An Alzheimer village in Dax

The scandals of Ehpads and the suffering of caregivers alert to the urgency of rethinking habitats so that they are comfortable even when it is difficult to walk or climb stairs. Le Corbusier had imagined a house for his parents, built around a viewpoint. But not everyone has a recognized and wealthy architect as a son… “The question of the aging of the population leads us to question ourselves on how to recreate intimacy within the institution”, assures Eric de Thoisy. Before showing pictures of the first Alzheimer village in Dax, “where the architects chose to reproduce the decor of the bastide, which the patients experienced in their young years”. The project aims to offer a place to live for patients without white coats, with a “benevolent architecture” and “respecting tastes and rhythms of life”.

An Alzheimer's Village in Dax used the architecture of the bastide, which the residents know well.
An Alzheimer’s Village in Dax used the architecture of the bastide, which the residents know well. – Dax Alzheimer Village, Nord Architects and Champagnat & Grégoire architects, 2016-2020 © 11:45 Architecture Photography

Agnès Varda and the Montparnasse cemetery

“The way society takes care of its dead says a lot about care, analyzes Eric de Thoisy. Today, we see the same invisibilization of illness and death. Until the 18th century, the cemetery of the Innocents [dans les quatier des Halles] was a place of life where the market was held, the morgue on the Ile de la Cité was very busy. At the end of the 18th century, intramural burials were prohibited, so the dead were taken out of Paris. »

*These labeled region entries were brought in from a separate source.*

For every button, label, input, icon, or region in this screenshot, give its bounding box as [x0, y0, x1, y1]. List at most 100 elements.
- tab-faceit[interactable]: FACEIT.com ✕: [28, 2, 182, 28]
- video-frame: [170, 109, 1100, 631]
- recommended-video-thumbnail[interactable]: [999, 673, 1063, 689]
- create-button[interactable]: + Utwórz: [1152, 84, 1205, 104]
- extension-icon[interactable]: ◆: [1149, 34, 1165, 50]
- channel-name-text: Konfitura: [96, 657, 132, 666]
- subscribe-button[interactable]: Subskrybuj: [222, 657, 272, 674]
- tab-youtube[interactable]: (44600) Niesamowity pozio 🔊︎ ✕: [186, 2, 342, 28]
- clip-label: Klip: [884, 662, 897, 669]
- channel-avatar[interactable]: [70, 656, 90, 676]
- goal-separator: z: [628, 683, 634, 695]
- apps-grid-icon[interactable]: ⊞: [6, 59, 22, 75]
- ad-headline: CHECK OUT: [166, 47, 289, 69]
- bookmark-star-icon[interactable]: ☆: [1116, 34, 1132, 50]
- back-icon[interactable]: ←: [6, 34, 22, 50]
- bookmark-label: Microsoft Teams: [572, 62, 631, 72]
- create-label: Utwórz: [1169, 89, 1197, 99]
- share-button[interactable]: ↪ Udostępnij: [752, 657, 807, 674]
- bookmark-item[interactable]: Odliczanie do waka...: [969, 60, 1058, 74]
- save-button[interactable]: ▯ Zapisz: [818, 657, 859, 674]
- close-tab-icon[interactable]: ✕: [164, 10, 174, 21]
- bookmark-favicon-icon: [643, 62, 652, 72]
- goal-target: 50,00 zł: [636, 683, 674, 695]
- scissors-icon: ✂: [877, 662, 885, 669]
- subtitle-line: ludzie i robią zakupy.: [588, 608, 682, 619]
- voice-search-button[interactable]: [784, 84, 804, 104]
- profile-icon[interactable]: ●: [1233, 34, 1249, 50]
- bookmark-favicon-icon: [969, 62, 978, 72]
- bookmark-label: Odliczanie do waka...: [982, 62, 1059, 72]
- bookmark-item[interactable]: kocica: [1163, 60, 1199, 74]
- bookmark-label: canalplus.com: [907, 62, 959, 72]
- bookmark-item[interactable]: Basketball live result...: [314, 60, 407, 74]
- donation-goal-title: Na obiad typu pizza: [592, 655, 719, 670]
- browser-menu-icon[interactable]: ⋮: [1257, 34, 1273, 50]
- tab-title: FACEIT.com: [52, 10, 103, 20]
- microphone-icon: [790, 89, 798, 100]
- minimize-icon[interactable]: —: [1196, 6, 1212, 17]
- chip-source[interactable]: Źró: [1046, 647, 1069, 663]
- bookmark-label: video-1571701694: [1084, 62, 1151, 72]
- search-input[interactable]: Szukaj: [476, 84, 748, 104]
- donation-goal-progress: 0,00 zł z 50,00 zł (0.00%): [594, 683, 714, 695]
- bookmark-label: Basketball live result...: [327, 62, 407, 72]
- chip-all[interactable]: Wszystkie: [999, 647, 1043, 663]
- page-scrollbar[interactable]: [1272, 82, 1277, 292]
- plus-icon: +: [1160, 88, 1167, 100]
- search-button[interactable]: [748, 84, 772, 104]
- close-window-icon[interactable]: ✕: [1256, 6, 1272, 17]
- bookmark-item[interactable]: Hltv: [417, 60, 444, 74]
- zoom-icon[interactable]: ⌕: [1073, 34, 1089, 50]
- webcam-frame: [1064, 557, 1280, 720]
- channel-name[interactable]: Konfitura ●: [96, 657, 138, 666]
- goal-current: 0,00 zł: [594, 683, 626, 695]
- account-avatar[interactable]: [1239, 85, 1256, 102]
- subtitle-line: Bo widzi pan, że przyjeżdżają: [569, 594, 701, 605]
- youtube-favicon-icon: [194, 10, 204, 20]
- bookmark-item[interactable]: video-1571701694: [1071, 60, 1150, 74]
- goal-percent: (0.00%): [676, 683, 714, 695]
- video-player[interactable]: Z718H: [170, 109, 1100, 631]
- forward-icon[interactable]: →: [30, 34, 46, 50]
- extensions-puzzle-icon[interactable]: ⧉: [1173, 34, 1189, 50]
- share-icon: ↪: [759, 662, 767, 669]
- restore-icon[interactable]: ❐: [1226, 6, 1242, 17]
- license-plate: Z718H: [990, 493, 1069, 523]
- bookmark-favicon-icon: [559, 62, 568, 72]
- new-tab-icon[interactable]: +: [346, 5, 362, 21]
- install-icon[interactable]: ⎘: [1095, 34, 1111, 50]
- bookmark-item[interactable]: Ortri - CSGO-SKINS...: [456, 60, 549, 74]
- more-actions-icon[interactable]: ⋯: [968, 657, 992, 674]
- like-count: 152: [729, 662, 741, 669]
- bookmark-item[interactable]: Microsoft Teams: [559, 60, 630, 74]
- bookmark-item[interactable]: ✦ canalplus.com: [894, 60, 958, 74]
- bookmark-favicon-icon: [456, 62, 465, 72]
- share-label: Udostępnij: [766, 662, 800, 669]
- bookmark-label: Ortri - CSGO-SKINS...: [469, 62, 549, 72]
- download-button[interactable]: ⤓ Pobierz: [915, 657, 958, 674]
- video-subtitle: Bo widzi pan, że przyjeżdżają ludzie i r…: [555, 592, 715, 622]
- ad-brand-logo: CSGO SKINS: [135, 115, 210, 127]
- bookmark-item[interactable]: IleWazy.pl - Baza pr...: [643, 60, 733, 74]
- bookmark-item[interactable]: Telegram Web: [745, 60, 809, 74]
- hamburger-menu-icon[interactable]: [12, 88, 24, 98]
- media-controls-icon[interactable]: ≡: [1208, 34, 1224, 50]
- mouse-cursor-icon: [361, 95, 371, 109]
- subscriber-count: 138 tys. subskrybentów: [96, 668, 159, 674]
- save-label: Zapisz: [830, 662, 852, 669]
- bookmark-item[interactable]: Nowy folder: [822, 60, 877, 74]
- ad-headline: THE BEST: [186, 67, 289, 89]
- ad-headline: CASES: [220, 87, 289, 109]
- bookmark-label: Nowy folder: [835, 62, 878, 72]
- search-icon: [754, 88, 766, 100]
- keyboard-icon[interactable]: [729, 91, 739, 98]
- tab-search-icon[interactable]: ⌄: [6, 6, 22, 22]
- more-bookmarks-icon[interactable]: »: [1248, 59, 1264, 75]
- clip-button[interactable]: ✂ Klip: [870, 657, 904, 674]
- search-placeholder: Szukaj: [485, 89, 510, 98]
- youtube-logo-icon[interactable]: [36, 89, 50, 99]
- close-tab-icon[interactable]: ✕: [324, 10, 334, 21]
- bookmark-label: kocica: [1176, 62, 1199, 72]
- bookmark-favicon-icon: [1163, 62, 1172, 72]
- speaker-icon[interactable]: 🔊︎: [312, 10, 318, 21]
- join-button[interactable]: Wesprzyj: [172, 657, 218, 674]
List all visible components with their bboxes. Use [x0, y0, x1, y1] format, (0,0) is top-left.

But since then, some architects, landscape designers or artists have decided to reinvest these cemeteries. We thus discover in the exhibition a photo of Agnès Varda who had a pine tree planted and a bench installed near the tomb of her husband, Jacques Demy.

In one of the rooms in the exhibition, a photo by Sergio Grazia shows Agnès Varda sitting on her bench near a pine tree in the Montparnasse cemetery.
In one of the rooms in the exhibition, a photo by Sergio Grazia shows Agnès Varda sitting on her bench near a pine tree in the Montparnasse cemetery. – O.Gabriel / 20 Minutes

Two old cemeteries, in Neuilly and Puteaux, have been partly redeveloped to make them local green spaces integrated into the city. “Cemeteries can be islands of freshness,” says Cynthia Fleury. Moreover, our relationship to death is very cultural: in Japan, in the parks, there are rows of stone dolls [Jizo] which represent dead children. »

The Port of Beirut Explosion

When architecture leads the investigation… The exhibition shows a new aspect of what this discipline can be via the initiative of a British collective, Forensic Architecture. They are working on the explosion of August 4, 2020 in the port of Beirut, which caused the death of 200 people… and which remains quite mysterious. The collective creates a 3D chronology to reconstruct the events of this dramatic day. “In the trace of the building, there is that of the trauma, explains Cynthia Fleury. Using architecture to bring about truth and restorative justice is caring. »

* Exhibition “Supporting the city, architecture and care”, until August 28, 2022 at the Pavillon de l’Arsenal, 21 bd Morland, 4th arrondissement of Paris.